Homily
for Tuesday
3d
Week of Ordinary Time
Jan.
28, 2025
Heb
10: 1-10
Christian
Brothers, St. Joseph’s Residence, N.R.
“Behold, I come to
do your will, O God” (Heb 10: 7).
Christ in the Garden "Not my will but yours be done" (after Titian) |
The Letter to the Hebrews contrasts the sacrifices of the Old Testament with the sacrifice of Jesus. The Old Testament sacrifices were offered year after year—the reference is particularly to the Day of Atonement—because, the author alleges, they didn’t, and couldn’t, truly cleanse those who offered them. Theologically, that may be debatable.
But the sacred
writer’s point is that Jesus offered a perfect sacrifice with no need for
repetition: “once for all” (10:10). He didn’t present God with a burnt offering
but with his own body, and his body represented something yet more
substantial: his will. Jesus’ will, perfectly conformed to his
Father’s intention, consecrates all who join themselves to it, cleansing us of
sin. This is the consecration, the
self-offering, that the Father desires from everyone, “ears open to obedience”

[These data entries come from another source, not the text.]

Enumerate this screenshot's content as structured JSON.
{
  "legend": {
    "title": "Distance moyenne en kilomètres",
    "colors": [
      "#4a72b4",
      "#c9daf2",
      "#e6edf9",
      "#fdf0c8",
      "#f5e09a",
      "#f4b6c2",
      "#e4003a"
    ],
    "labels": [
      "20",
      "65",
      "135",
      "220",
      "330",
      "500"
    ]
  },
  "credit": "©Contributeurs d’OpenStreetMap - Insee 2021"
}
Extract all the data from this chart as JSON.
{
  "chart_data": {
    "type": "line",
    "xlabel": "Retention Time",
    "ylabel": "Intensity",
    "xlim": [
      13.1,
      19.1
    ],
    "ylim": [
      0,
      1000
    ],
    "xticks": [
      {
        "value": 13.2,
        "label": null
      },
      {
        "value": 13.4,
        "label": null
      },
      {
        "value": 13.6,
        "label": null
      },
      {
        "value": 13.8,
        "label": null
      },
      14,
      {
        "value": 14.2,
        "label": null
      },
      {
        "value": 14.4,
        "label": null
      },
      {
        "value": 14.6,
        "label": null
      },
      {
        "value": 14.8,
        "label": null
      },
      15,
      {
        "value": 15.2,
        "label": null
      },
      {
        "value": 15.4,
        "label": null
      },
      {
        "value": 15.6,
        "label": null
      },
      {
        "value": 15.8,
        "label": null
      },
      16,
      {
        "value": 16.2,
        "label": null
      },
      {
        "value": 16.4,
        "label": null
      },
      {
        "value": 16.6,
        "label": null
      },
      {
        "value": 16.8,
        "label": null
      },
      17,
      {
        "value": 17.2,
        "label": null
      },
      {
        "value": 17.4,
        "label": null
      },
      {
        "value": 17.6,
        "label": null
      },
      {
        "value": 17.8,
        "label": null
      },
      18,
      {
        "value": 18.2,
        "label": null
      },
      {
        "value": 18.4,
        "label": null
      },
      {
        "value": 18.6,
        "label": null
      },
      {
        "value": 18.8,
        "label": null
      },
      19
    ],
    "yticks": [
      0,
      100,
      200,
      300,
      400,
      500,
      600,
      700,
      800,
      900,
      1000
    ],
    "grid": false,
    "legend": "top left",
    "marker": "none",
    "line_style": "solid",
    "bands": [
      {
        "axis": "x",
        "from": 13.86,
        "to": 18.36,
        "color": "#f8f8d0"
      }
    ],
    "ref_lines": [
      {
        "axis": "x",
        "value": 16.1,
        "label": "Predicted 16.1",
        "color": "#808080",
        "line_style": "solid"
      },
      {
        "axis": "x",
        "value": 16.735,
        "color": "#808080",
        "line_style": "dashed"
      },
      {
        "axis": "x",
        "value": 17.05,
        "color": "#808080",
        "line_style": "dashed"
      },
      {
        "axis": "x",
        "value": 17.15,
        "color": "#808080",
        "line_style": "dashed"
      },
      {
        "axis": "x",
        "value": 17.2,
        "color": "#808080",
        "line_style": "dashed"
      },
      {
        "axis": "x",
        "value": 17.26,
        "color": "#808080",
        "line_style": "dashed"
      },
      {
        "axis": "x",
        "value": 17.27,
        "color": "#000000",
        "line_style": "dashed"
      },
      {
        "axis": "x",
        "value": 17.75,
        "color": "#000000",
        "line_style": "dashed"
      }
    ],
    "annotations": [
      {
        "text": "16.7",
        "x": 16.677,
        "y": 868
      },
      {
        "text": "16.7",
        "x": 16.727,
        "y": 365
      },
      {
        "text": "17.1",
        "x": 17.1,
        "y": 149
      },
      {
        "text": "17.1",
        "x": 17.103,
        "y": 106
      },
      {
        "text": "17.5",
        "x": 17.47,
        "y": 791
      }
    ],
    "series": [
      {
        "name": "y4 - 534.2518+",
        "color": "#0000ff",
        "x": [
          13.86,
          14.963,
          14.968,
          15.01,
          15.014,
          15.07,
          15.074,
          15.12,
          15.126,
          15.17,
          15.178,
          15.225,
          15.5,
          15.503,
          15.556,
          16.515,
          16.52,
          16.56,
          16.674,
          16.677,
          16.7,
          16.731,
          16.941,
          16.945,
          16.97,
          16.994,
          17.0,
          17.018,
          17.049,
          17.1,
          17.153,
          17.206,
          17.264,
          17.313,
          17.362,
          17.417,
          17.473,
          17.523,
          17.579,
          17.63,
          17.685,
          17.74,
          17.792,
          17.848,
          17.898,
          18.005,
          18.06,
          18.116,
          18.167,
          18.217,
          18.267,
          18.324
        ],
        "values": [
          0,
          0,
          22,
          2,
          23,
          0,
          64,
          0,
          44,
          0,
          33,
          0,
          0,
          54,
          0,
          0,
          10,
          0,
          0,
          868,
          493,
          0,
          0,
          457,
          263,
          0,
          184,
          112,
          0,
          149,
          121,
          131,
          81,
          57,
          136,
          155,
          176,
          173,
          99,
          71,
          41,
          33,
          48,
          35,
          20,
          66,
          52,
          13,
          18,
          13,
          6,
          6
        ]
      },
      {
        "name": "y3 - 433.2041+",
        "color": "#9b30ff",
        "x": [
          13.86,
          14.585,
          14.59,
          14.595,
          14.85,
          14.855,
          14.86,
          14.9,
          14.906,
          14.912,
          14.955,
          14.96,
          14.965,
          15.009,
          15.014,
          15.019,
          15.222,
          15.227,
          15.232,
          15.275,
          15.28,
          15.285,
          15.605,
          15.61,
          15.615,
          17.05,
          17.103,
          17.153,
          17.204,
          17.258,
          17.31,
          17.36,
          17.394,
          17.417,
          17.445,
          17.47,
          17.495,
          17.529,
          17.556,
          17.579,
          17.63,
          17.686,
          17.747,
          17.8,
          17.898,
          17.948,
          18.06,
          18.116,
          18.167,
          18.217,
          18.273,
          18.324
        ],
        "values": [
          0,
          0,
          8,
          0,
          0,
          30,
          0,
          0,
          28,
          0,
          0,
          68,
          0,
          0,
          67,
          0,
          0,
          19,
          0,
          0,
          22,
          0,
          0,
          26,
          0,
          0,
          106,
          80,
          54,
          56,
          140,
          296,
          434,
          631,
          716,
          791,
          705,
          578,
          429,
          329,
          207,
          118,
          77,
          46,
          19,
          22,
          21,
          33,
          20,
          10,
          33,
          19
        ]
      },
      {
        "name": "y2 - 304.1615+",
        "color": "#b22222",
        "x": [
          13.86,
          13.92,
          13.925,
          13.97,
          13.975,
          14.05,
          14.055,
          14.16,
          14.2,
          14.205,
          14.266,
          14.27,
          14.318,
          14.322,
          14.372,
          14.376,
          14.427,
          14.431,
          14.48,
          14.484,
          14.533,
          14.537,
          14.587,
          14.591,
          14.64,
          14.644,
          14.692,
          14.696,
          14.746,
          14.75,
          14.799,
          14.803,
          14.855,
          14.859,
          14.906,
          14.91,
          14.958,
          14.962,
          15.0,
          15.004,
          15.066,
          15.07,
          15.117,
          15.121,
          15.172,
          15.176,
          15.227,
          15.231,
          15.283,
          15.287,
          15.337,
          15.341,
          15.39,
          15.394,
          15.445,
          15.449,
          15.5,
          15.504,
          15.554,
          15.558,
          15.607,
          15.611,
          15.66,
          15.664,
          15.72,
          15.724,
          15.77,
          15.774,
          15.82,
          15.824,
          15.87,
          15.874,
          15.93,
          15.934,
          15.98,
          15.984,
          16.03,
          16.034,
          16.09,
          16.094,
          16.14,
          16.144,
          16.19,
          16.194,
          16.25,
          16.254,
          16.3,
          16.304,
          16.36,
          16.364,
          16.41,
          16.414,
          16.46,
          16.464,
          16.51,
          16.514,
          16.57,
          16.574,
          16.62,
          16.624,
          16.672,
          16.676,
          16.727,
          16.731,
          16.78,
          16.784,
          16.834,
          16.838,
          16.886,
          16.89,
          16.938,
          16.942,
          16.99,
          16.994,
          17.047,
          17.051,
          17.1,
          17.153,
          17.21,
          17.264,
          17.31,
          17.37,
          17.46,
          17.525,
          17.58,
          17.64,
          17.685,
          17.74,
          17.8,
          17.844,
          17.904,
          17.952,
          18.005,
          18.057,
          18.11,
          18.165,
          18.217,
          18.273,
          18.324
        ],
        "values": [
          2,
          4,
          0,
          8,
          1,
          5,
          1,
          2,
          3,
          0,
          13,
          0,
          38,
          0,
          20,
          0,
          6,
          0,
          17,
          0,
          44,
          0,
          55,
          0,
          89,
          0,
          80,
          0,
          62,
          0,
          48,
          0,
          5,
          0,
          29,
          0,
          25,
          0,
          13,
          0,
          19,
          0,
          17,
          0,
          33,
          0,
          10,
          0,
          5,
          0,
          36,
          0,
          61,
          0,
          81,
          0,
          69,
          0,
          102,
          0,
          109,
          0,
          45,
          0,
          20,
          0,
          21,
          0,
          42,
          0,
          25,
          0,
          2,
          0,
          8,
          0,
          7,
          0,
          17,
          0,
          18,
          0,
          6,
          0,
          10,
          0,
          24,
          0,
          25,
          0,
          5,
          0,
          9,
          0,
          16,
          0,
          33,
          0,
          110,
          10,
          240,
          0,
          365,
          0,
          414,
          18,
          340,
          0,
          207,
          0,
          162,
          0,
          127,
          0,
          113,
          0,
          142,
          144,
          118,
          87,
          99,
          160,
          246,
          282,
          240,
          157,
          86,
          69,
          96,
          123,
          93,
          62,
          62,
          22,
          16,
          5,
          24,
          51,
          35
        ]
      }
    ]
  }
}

(Ps 40:7). God’s able to save those who
submit to him, as Jesus did.
God consecrates
those who join themselves to Jesus’ self-offering by bringing them into
fellowship with himself, members of the divine family: “Whoever does the will of God is my brother
and sister and mother” (Mark 3:35).
Submitting our
wills to God is hard. Taking to heart
the Scriptures, the teachings of Jesus, the teachings of Christ’s Church, the
directives of our superiors, the travails of age and illness—it’s all hard. Submitting to God brought Jesus to his cross,
the offering of his body. It also
brought him to resurrection. With Jesus,
then, “I have waited, waited for the Lord, and he stooped toward me” (Ps 40:2). We wait patiently—a word rooted in the Latin patior, “I suffer, I endure”—confident that the
Lord Jesus stands with us and with him we’ll be raised up to live with God.